Actively managed ETFs reached a new milestone of $1trn assets under management globally at the end of September, marking a dramatic shift in how investment products are delivered to investors.
According to data from ETFGI, the growth represents a nearly 43% increase from $737.1bn AUM at the end of 2023.
Year-to-date net inflows reached $240bn, more than double the $114bn seen in the same period last year, according to the ETFGI report.
“There are many investors now who prefer to do all their investing through the ETF wrapper, in the US especially. When there are ETFs available, they will buy them over mutual funds.” Deborah Fuhr, managing partner and founder at ETFGI, told etf.com.
“We also have seen the conversion of SMAs [separately managed accounts], mutual funds, hedge fund, private funds, into ETFs.
The surge reflects a maturing market where more products have established three-year track records and reached $100m AUM, making them easier for investors to embrace, Fuhr said.
Active management evolution
Notably, only 52 of 1,659 actively managed ETFs in the US use semi-transparent or non-transparent models, accounting for just $14bn in assets, the ETFGI report showed.
“For so many years, active asset managers said they did not want to do ETFs, and they would consider it if they could do semi or non-transparent. And clearly that is no longer the case,” Fuhr said.

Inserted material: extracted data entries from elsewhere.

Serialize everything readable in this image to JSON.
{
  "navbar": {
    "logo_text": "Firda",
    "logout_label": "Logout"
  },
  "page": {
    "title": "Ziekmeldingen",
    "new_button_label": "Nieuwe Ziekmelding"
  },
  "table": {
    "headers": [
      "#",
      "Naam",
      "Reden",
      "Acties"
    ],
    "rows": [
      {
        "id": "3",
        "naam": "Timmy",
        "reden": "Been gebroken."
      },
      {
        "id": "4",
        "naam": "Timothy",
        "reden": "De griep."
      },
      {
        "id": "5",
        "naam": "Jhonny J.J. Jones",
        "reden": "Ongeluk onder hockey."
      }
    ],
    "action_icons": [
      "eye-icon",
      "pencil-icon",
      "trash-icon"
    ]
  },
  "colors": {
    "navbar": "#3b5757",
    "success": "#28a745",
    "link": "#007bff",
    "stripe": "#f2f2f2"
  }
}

Fixed income active ETFs gathered $86.4bn in net inflows year-to-date, compared to $36.2 billion in the same period last year.
The preference for active management in fixed income stems from index complexity, Fuhr explained.
“Many of the fixed income indices are not really something you would ever try to replicate, because they have thousands of bonds,” she noted.
“The ability to actually access all those bonds is very difficult or impossible. You do find that in the fixed income space, active management has been embraced for a very, very long time”
At the end of September, the global active ETF industry included 2,962 ETFs from 485 providers listed on 37 exchanges across 29 counties, according to ETFGI data.